Кузнец рассказывает, что Феодосий сказал, что дал ему зелье митрополит в «пятерых» и архимандрит Павел.
— Врет он, — отрицает Феодосий свое прежнее признание.
— А коли ты кажешь, шо то брехня, що я казав, так поплывем зновь…
Михайло схватывает его в охапку, бросает в реку и сам кидается туда.
— Ай, утопит, — вопит Феодосий.
— Покайся! — кричит ему поляк. — Надея на Бога, правды доищемся… Втопи его, Михайло.
Михайло погружает того на несколько минут в воду.
— Михайло правду говорил, — ревет Феодосий.
— Коли правду, так подашь ты сказку патриарху? — спрашивает поляк.
— Подам.
— Коли подашь, так поедем домой… Только гляди, коли вновь отречешься и не напишешь сказки, мы спустим тебя в реку, — крикнул ему поляк.
Они уселись втроем в лодку и переплыли в монастырь.
В келии Феодосий написал сказку о том, что он уговорил Тимошку-портного дать приворотное зелье патриарху, и все это по приказанию митрополита Питирима и архимандрита Павла. Сказку он скрепил своею подписью.
Патриарху между тем сделалось легче, и Ольшевский доложил ему о раскрытии ими истины.
Никон велел игумену арестовать и Тимошку, и чернеца и на другой же день отправить в Каргополь.
Спустя некоторое время, оправившись, напуганный этим событием, он 28 июня написал в Москву боярину Зюзину:
— Едва жив в болезнях своих: крутицкий митрополит и чудовский архимандрит прислали диакона Феодосия со многим чаровством меня отравить, и он было отравил, егда Господь помиловал, безуем-камнем и индроговым песком отпился; да иных со мною четверех старцев испортил, тем же, чем и я, отпились, и ныне вельми животом скорбен.
Неизвестно, по чьему докладу, но по отписке патриарха, осведомись об этом, государь велел произвести следствие и суд.
Что государь близко принял это к сердцу, доказывается тем, что 5 сентября назначены для следствия: первый тогдашний боярин князь Алексей Никитич Трубецкой, думный дворянин Елизаров и думный дьяк Алмаз Иванов.
Алексею Михайловичу казалось, что он отдал дело в руки первых столпов истины и правосудия и что поблажки никому не будет.
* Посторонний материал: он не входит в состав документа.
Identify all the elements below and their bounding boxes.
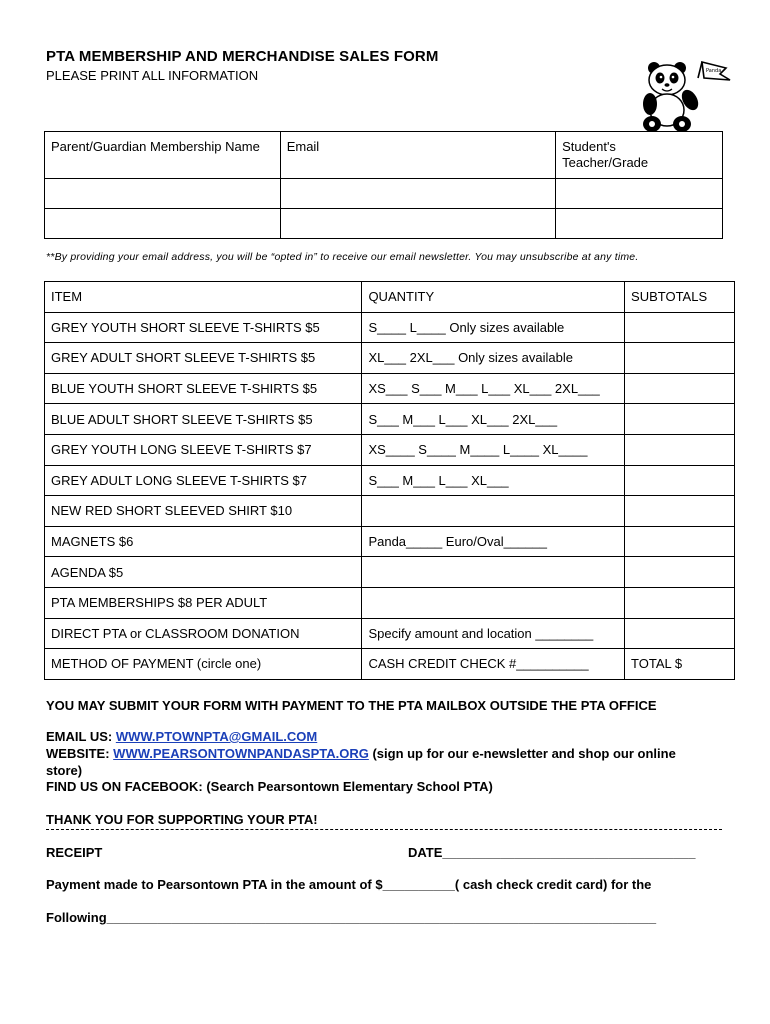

Но боярство нарочно отрекомендовало этот суд: все эти лица были кровные враги Никона и они хотели оскандалить его во чтобы то ни стало, показав его злобу и ненависть к царским любимцам: блюстителю патриаршего престола Питириму и к архимандриту Павлу.
И вот началась следующая трагикомедия: привезены Тимошка-портной и чернец Феодосий в приказ тайных дел, и дьяк Алмаз, в присутствии Трубецкого и Елизарова, снял с них показания. Чернец при этом отрекся от говоренного в Крестном монастыре о митрополите и архимандрите, а Тимошка-портной показал, что он, по наущению Феодосия, состав делал, жег муку пшеничную, волосы из головы вырывал и в поту валял, — велел ему этот состав делать диакон для приворота к себе мужеска пола и женска.
Дали обоим очную ставку: чернец снова отрекся, а портной сказал, что тот-де и повинную челобитную подал патриарху.
На это чернец возразил:
— Повинную писал по научению и по неволе, за пристрастием поляка Николая Ольшевского, который бил меня плетьми девять раз.
По тогдашнему судопроизводству следовало обоих подвергнуть пытке; но перед пыткою снималось показание.
По порядку это совершалось не тотчас, а на другой день.
Вечером пристав зашел к заключенным, содержавшимся в разных застенках.
Феодосия он убеждал в том, что если он будет держаться отрицания, то ему не будет пытки, хотя и поведут его в пыточный застенок. Портному же он сказал: «Уж ты лучше свали на кузнеца, да на поляка — они-де подговорили тебя. А будешь стоять на том, что Феодосий виноват, то тебе и пытка, и казнь. Гляди, коли до пытки снимешь с Феодосия зазор, то и пытка будет такая, как бы и не пытка»…
На другой день князь Трубецкой снова потребовал в присутствие подсудимых.
Феодосий стоял на прежнем: не я-де научил портного.
Портной же снял с Феодосия поклеп и повинился, что приворотное зелье дали ему кузнец и поляк.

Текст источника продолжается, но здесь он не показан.